- Born: September 16, 1965 (age 59) Pennsylvania, U.S.
- Occupation: Screenwriter

= Craig Borten =

American screenwriter

Craig Borten (born September 16, 1965) is an American screenwriter. Borten is best known for his Oscar-nominated script for the 2013 film Dallas Buyers Club. In addition to his nomination for Academy Award for Best Original Screenplay, Borten also received a nomination for Writers Guild of America Award for Best Original Screenplay.

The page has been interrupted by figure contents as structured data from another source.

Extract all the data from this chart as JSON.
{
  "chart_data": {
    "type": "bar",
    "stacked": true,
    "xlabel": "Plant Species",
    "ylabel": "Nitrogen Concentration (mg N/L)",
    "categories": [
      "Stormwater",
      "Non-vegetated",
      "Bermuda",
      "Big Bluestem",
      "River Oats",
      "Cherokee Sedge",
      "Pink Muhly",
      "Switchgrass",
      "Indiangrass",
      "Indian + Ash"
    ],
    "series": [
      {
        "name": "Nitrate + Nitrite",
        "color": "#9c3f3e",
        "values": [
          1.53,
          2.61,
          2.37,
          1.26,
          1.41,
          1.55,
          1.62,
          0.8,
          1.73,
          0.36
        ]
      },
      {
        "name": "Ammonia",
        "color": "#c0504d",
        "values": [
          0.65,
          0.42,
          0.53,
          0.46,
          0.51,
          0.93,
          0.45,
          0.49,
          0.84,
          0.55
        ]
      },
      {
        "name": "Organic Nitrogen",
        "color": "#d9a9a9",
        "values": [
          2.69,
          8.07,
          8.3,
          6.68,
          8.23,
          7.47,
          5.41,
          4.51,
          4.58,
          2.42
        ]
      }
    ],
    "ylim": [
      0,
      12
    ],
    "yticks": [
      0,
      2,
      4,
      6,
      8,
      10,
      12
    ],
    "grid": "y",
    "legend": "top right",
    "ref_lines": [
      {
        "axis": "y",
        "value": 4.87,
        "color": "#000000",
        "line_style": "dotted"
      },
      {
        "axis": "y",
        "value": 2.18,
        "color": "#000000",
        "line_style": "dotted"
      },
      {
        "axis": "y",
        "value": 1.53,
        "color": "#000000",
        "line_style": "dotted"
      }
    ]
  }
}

==Early life and education==
Borten was born and grew up in Pennsylvania. He attended Plymouth-Whitemarsh High School in Plymouth Meeting, Pennsylvania and then Syracuse University in Syracuse, New York.

==Career==
===Dallas Buyers Club===

After Syracuse University, Borten moved to Los Angeles to pursue a career in filmmaking.
After hearing about Ron Woodroof, the original founder of the "Dallas Buyers Club" for the distribution of unapproved HIV medications, in the early 1990s, and interviewing Woodroof in 1992, Borten decided to write a screenplay about Woodroof and his buyers club. In 1996, he sold the script for Dallas Buyers Club to a production company that was later dissolved.

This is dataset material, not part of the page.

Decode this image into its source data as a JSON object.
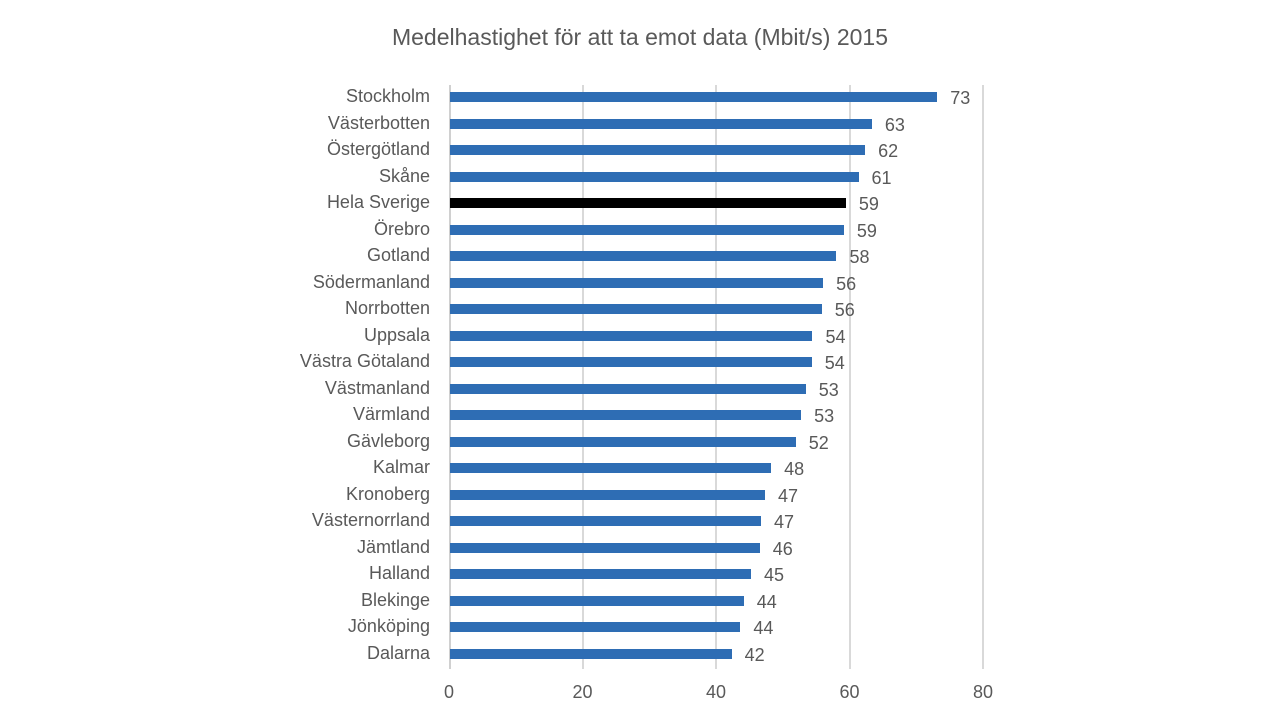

In 2001, he rewrote the script with Melisa Wallack, and they sold it to Universal Studios, with Marc Forster to direct the film and Brad Pitt to star in it. The production fell through again, however, which Borten described as "a death blow". In 2009, however, Borten and Wallack were able to reclaim their rights to the script, and producer Robbie Brenner cast Matthew McConaughey to star in it, and secured funding for the film's production. The film was released in 2013, more than two decades after Borten met Woodroof, and more than 15 years after Borten sold his first version of the script. Dallas Buyers Club received numerous accolades, including Academy Award nominations for Best Picture and Best Original Screenplay.

===Other works===
Borten's screenwriting credits since 2013 include other biopics, including the survival-drama The 33 and the Netflix film Sergio.

His upcoming projects include The War and Treaty with John Legend and Gilbert Films, and Titan: The Life of John D. Rockefeller, a biopic about the life of John D. Rockefeller with Lasse Hallström attached as director.